(Bloomberg) -- Five months after a democratic “velvet revolution” that ousted Armenia’s former rulers, an ex-president with close ties to the Kremlin says he’s returning to politics to challenge the new government.
Robert Kocharyan, who’s facing possible imprisonment over the deaths of protesters at the end of his presidency a decade ago, criticized the “revolutionary romanticism” of the authorities under Prime Minister Nikol Pashinyan, the opposition leader swept to power in May by peaceful mass protests.
Pashinyan, who hosted world leaders including French President Emmanuel Macron and Canadian Prime Minister Justin Trudeau at a Francophone summit in Yerevan this week, remains hugely popular with Armenians angered by widespread official corruption and lawlessness under the old regime that left many citizens in poverty. He’s still striving to consolidate his hold on power as parliament is controlled by the party of Kocharyan’s hand-picked successor.
“I see the shortcomings of the government, they are very much in need of sound and rational criticism,” Kocharyan, 64, said in an interview in the capital, Yerevan, on Tuesday.
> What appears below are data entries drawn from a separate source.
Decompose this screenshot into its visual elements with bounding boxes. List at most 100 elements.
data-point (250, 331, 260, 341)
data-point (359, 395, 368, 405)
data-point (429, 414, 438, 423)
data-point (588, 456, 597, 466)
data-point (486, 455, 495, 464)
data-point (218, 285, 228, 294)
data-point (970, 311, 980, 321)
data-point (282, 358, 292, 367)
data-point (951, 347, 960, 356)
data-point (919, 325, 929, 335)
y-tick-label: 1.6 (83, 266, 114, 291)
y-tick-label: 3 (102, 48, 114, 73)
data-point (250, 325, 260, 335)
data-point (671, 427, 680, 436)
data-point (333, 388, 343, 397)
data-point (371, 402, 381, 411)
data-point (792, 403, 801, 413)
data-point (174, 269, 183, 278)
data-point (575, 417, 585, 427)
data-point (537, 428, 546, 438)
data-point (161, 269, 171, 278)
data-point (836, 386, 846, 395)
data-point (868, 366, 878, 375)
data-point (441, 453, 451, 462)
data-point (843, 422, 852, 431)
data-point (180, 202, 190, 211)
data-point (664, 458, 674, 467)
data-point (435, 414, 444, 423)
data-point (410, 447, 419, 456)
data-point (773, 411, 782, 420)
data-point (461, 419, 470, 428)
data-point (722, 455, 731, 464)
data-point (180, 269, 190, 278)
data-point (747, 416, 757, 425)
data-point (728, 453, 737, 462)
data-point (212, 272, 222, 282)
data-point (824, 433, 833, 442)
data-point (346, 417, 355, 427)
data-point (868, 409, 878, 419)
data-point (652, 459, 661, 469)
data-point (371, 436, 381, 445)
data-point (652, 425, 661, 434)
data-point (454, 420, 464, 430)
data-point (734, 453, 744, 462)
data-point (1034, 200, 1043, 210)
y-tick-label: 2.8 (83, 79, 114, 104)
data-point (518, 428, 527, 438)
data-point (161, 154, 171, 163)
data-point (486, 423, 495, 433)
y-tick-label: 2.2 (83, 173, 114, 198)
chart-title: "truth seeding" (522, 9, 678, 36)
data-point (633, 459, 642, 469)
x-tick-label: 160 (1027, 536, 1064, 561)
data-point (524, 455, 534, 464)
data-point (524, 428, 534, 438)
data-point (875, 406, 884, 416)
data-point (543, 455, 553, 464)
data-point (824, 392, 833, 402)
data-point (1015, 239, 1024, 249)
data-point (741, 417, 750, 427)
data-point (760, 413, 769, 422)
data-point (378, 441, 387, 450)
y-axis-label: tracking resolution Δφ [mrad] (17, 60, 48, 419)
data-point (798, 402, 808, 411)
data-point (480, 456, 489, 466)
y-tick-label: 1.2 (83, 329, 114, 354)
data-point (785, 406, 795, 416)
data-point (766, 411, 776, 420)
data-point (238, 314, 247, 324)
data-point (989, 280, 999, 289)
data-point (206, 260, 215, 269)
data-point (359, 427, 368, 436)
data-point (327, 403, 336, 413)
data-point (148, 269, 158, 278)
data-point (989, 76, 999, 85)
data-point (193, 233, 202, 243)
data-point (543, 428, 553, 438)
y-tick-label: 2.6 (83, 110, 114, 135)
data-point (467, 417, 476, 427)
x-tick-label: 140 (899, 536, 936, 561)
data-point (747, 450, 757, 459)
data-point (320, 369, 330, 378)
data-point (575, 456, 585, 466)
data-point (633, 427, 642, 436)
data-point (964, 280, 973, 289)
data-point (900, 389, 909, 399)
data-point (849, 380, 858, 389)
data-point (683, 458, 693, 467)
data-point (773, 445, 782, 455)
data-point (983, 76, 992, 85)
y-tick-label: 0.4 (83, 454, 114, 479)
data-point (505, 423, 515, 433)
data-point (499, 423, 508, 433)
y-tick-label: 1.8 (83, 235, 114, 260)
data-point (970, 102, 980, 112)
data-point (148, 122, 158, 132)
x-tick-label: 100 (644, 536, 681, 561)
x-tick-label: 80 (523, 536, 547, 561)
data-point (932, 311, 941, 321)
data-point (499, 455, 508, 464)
He didn’t specify what he would change.
The Kremlin is watching events closely in the Caucasus nation of 3 million people that hosts a vital Russian military base and is engaged in a thirty-year conflict with neighboring Azerbaijan over the Nagorno-Karabakh region. The arrests of Kocharyan and other senior former officials prompted Russian Foreign Minister Sergei Lavrov to complain in July that Moscow had “brought our concerns to the attention of Armenia’s leaders on several occasions.”
In August, Russian President Vladimir Putin phoned Kocharyan to offer “heartfelt birthday greetings,” according to the Kremlin.
Kocharyan said he and Putin “have been in regular contact all this time and have friendly personal relations.” The concern expressed by Russia over the treatment of former leaders is “quite natural,” he said, declining to say whether he and Putin had discussed the charges against him.
Still, Kocharyan shouldn’t expect Russia to support a comeback, even though it may not trust the new Armenian leadership yet, according to Richard Giragosian, director of the Regional Studies Center, a think tank in Yerevan. “The stakes are far too high to risk the real instability that will come from any such wager,” he said.
Pashinyan told supporters at a rally in August that he has good relations with Putin and that “the Armenian-Russian strategic friendship will be deepened,” even as he also seeks to strengthen ties with the European Union. Former officials being held accountable for crimes “are making phone calls to Russia to say that we are targeting Russia,” he said.
Kocharyan was president for 10 years before choosing Serzh Sargsyan to succeed him in elections in 2008 that sparked opposition protests against alleged ballot-rigging. He’s facing prosecution now over his decision to order police and troops to disperse protesters, resulting in violence that killed 10 people. Pashinyan, one of the opposition leaders, went into hiding and was later jailed.
Sargsyan’s attempt to extend his rule by switching to the premiership from president in April sparked the rebellion that led to his ouster, ushering in Pashinyan.
Armenia set a precedent in July when Kocharyan became the first former head of an ex-Soviet republic to be jailed after a court ordered his detention on charges of subverting constitutional order. He was later released on appeal. Kocharyan said he acted within his authority and that the case was driven by Pashinyan’s “personal hatred” of him.
Pashinyan is moving to secure his revolution by demanding snap parliamentary elections in December, arguing the legislature no longer reflects Armenia’s political reality after his supporters won 81 percent in voting for Yerevan’s city council last month. He’s threatened to resign as premier as early as next week to trigger the process of requiring parliament to call elections that are opposed by the Republicans.
While Kocharyan is wading into the political scene with criticism of the current government, he said he hasn’t set himself a goal of returning to the top role for now.
“Even if the revolutionary government fails, Kocharyan’s return is still unlikely,” said Lilit Gevorgyan, senior analyst at IHS Markit in London. “He offers no vision of change but rather a return to the oligarchy that enriched a handful and drove every third Armenian into poverty.”